La morale della favola
Arrivare puntuale, alla fine della traversata per mare, la morale della favola sul modello dei racconti antichi. Una morale terribile e schietta, cruda e distopica, esagerata, che tuttavia poneva per la prima volta in questi termini la faccenda negli Stati Uniti, nero su bianco:
Americans don’t care for much of anything
Land and water the least
And animal life is low on the totem pole […]

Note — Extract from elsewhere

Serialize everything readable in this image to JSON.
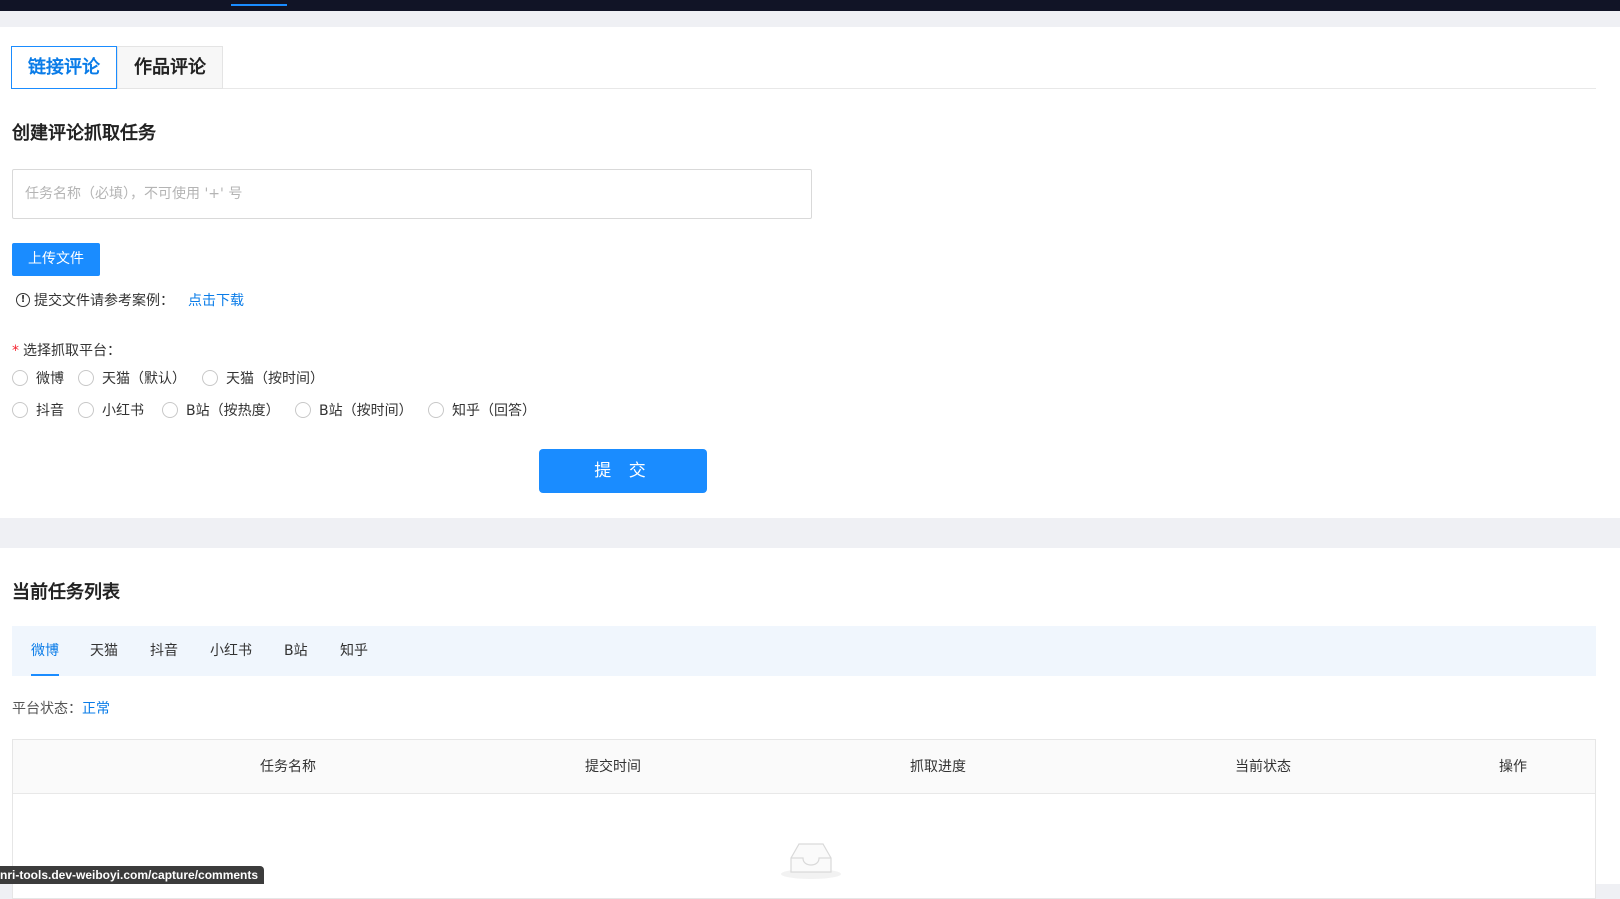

They’ll shit in a river, dump battery acid in a stream
They’ll watch dead rats wash up on the beach
Complain if they can’t swim
[Agli americani non importa niente di niente / men che mai dell’acqua e della terra / e la vita degli animali è in basso nella classifica […]. Cagheranno nei fiumi / scaricheranno l’acido delle batterie nei ruscelli / guarderanno i topi morti sbattuti sulla spiaggia / per poi lamentarsi se non possono farsi il bagno]
Un finale profetico
C’è spazio ancora per un fulmen in clausula conclusivo, che lascia nel palato dell’ascoltatore un sapore tanto ironico quanto profetico. Il punto di vista cambia all’improvviso e l’artista parla in prima persona, riferendo la frase di un suo fantomatico amico pittore di nome Donald: “Ficca agli americani una forchetta nel didietro e voltali: sono pronti!”.
Dalla metafora alla realtà
Ecco, se il suo omonimo presidenziale continuerà a negare il cambiamento climatico (“una truffa”, ha affermato lo scorso settembre) forse non passerà molto tempo perché la freddura da metaforica diventi letterale.

Noi, nel dubbio, continuiamo a restare dalla parte della balena. E di Lou Reed.